Le paysan répondit de nouveau : « J’ai un lièvre noir à vendre. »
« Quel est le prix ? » demanda le vieillard étranger.
« Je ne veux rien autre chose en échange du lièvre noir qu’un ouvrier et une servante qui ne me ruinent pas par leur appétit, » dit l’homme.
« Pour combien de temps veux-tu conclure l’engagement ? » demanda le « vieux maître » ».
« Même pour toute ma vie, » fut la réponse du paysan.
Mais l’étranger remarqua que c’était impossible et qu’ils ne pouvaient traiter que pour sept ans ou deux fois sept ans.
Le paysan y consentit.
« Eh bien, viens jeudi prochain, apporte ton lièvre noir, et je t’amènerai l’ouvrier et la servante qui ne te demanderont ni à manger ni à boire, mais pendant la sécheresse tu dois les mettre pour la nuit à tremper dans l’eau, sans quoi ils sécheront et ne pourront plus travailler. »
Le paysan se trouva exactement le troisième jeudi au carrefour ; il siffla et le « vieux maître » apparut tout de suite, mais seul, il n’y avait ni l’ouvrier ni la servante avec lui.
« Tu dois me donner trois gouttes de sang de ton annulaire (doigt sans nom) pour la confirmation du traité et pour que tu ne puisses reculer après, » dit l’étranger.
Le paysan demanda où [étaient] l’ouvrier et la servante.
« Dans le sac, » dit le vieux maître.
La sacoche n’était pas assez grande, et le paysan crut à une fourberie. L’étranger qui semblait deviner ses pensées lui dit : « Je ne te trompe pas. » Il plongea la main dans la sacoche et jeta un étui de la grandeur d’une quenouille par terre en disant : « Voilà ton ouvrier ! » Un homme de grande taille et aux larges épaules se tint tout de suite à côté du vieux maître. De l’autre étui qu’il jeta de la sacoche sortit la servante.
« Voilà tes domestiques qui ne veulent pas manger, » dit l’étranger. « Maintenant donne-moi les gouttes de sang et le lièvre noir ; puis tu pourras rentrer chez toi. » Le paysan fit ce qu’on lui ordonnait et demanda enfin les noms de ses nouveaux domestiques. « Le nom de l’ouvrier est Puulane (de bois) et le nom de la servante Tohtlane (d’écorce) » dit le vieux maître, puis il mit le prétendu lièvre dans son sac et disparut. Le paysan rentra avec ses domestiques chez lui.
L’ouvrier et la servante travaillaient tous les jours, du matin au soir, sans demander à manger, ce qui plaisait beaucoup au paysan. Quand parfois pendant les chaleurs d’été ils paraissaient sécher, on les mettait pour la nuit à tremper et le lendemain matin ils étaient frais et forts comme auparavant.
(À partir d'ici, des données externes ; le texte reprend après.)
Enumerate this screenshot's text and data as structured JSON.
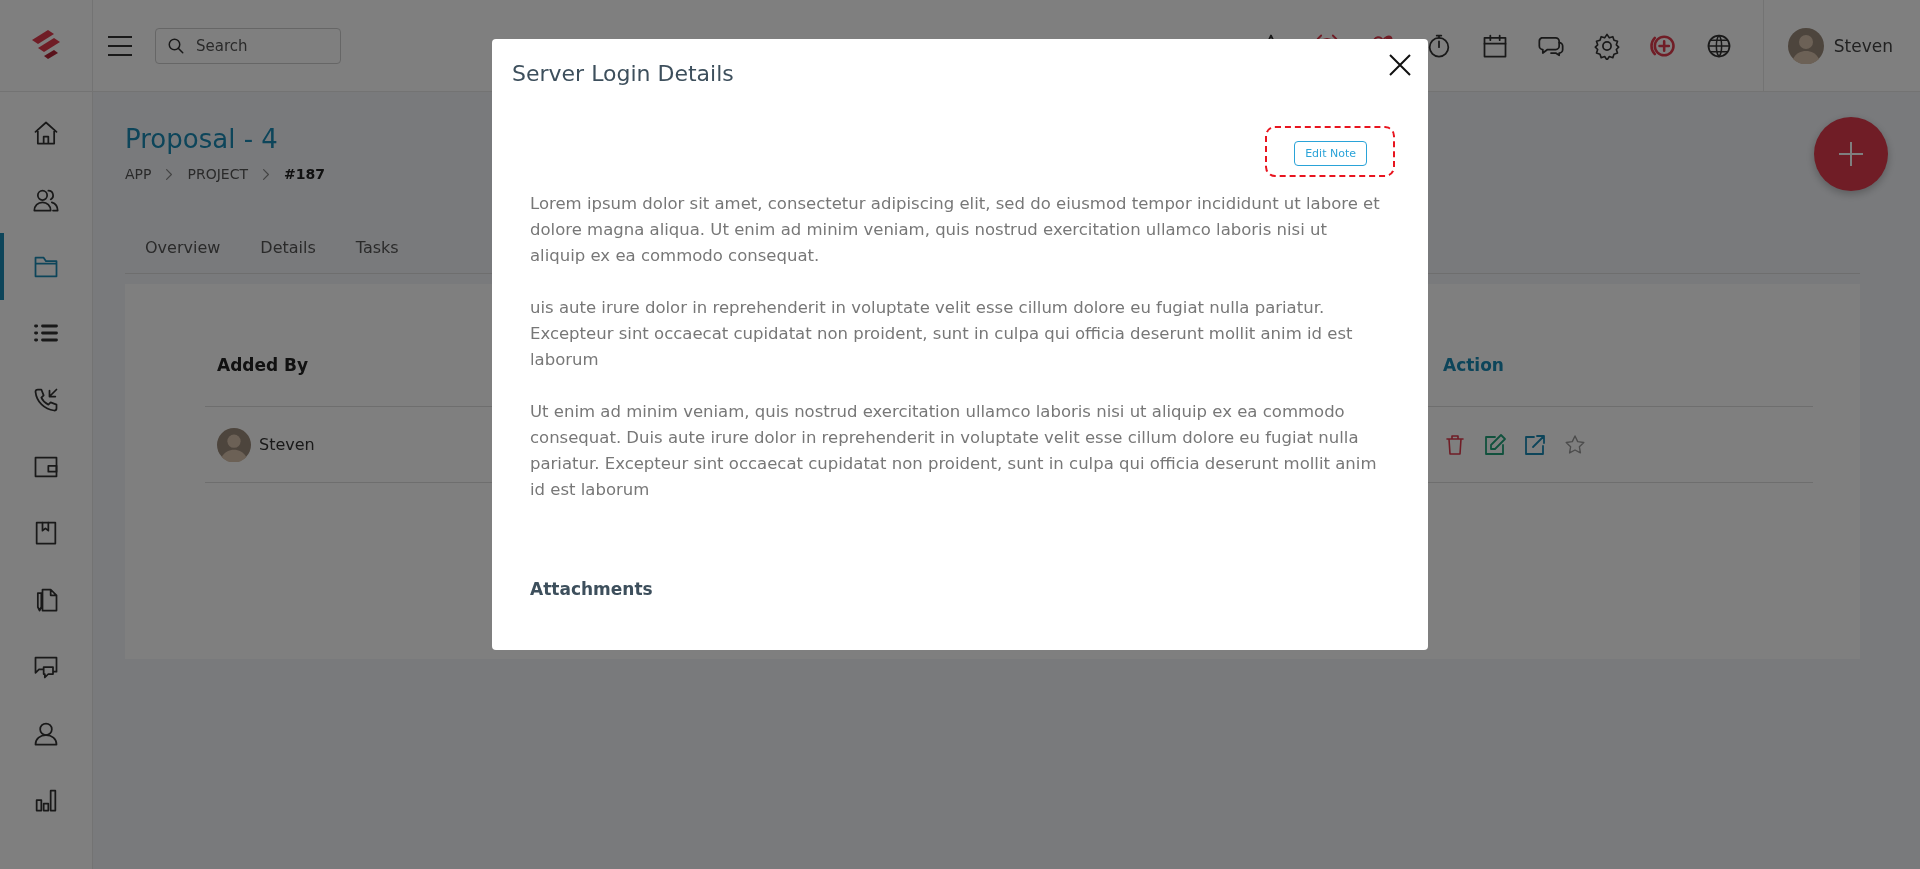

Le paysan avare accrut dès lors ses trésors chaque année, n’ayant ni à nourrir ses domestiques ni à leur payer un salaire. Ainsi s’étaient passées deux fois sept années et il ne s’en fallait que de quelques semaines. Il était accablé de chagrin en songeant qu’il allait perdre les domestiques et il réfléchit aux moyens de prolonger le délai stipulé.
Un matin, s’étant levé, il vit que l’ouvrier et la servante n’étaient pas au travail. Il crut qu’ils dormaient encore au grenier et il y grimpa par l’échelle, mais il n’y trouva pas un être vivant. Sur la couche où ils avaient dormi il ne vit qu’un morceau de bois pourri et une petite masse d’écorce de bouleau. Soudain il comprit ce que signifiaient les noms de la servante et de l’ouvrier, qui avaient été créés de bois et d’écorce par une force magique. Il voulut redescendre par l’échelle, mais une main le saisit par la gorge et l’étrangla.
La femme ne trouva plus tard au grenier que trois gouttes de sang. En entrant au magasin des provisions elle remarqua que le blé avait disparu et que la caisse d’argent était remplie de feuilles sèches de bouleau. Toute la fortune avait disparu et la femme en mourut de chagrin, sans même savoir que le « vieux garçon » avait étranglé son mari qui par avarice lui avait vendu son âme.